Kendati tidak secara spesifik menyebutkan kelompok mana yang bertikai, tetapi kebakaran pada 5 Maret 2023 itu secara kebetulan terjadi dua minggu setelah terjadinya pertempuran antara Arakan Rohingya Salvation Army (ARSA) dengan Rohingya Solidarity Organisation (RSO).
Perang antargeng ini berdampak pada pengungsi, membuat mereka hidup di ambang ketakutan terutama menjelang malam hari.
“Sekarang kami memang dalam keadaan damai, tetapi kami berada dalam masalah baru karena kami tidak tahu kapan dan siapa yang akan datang untuk membakar kamp-kamp kami. Jadi kami sebenarnya tidak aman di sini.
Kami takut jika malam hari tiba, suara tembakan itu terdengar sampai ke kamp 16. Kami tidak bisa tidur mulai jam 6 sore karena suara tembakan itu membuat kami takut,” Rofika terdengar khawatir, dalam wawancara awal Maret silam di Cox’s Bazar.
“Kami takut tembakan itu akan mengenai kami,” lagi-lagi hal itu ditegaskan oleh Rofika.
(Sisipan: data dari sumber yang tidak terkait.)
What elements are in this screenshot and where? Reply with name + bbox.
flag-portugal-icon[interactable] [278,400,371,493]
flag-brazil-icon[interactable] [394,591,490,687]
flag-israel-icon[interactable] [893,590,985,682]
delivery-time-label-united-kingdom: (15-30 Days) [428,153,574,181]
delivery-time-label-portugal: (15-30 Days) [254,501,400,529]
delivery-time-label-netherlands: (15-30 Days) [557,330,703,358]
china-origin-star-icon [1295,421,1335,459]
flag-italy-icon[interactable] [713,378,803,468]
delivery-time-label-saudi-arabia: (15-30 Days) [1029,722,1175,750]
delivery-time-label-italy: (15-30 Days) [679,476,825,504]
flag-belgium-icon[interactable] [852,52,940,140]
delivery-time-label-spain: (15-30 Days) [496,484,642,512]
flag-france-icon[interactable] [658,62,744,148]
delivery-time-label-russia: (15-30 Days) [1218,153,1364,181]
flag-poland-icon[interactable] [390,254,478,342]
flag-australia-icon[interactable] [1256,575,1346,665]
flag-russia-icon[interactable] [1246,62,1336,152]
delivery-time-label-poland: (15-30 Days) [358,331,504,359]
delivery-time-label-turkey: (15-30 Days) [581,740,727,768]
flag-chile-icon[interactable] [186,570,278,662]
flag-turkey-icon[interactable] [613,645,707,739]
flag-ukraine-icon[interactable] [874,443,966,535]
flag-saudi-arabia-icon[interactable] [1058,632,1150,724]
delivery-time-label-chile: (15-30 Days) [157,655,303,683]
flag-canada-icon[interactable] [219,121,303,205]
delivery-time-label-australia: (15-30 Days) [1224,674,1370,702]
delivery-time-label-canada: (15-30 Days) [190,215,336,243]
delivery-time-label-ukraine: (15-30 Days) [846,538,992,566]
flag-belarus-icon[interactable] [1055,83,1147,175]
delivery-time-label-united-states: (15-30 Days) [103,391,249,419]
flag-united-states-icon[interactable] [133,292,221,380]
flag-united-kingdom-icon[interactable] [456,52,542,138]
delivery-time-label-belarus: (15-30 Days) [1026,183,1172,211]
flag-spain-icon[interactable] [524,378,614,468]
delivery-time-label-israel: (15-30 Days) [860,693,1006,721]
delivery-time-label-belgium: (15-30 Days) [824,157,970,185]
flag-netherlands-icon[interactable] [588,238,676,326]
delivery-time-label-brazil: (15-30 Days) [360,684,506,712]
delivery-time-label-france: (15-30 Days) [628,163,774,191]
Rofika sempat mendengar cerita bahwa seorang perempuan di kamp 15, Jamtoli, tewas akibat terkena tembakan saat hendak bangkit dari tempat tidurnya.
Rofika yakin bahwa peluru yang melesat secara tidak sengaja mengenai perempuan malang itu ketika dua kelompok sedang bertempur di kawasan itu.
Menurut Rofika, kedua kelompok bersenjata yang dimaksud itu merupakan Harakah al-Yaqin atau ARSA (Arakan Rohingya Salvation Army) dan Rohingya Solidarity Organisation (RSO).
“Siang malam kedua kelompok ini [ARSA vs RSO] saling bertempur dan saling bunuh satu sama lain. Jadi saat mereka saling menembak itulah wanita tadi tertembak secara tidak sengaja,” sebut Rofika.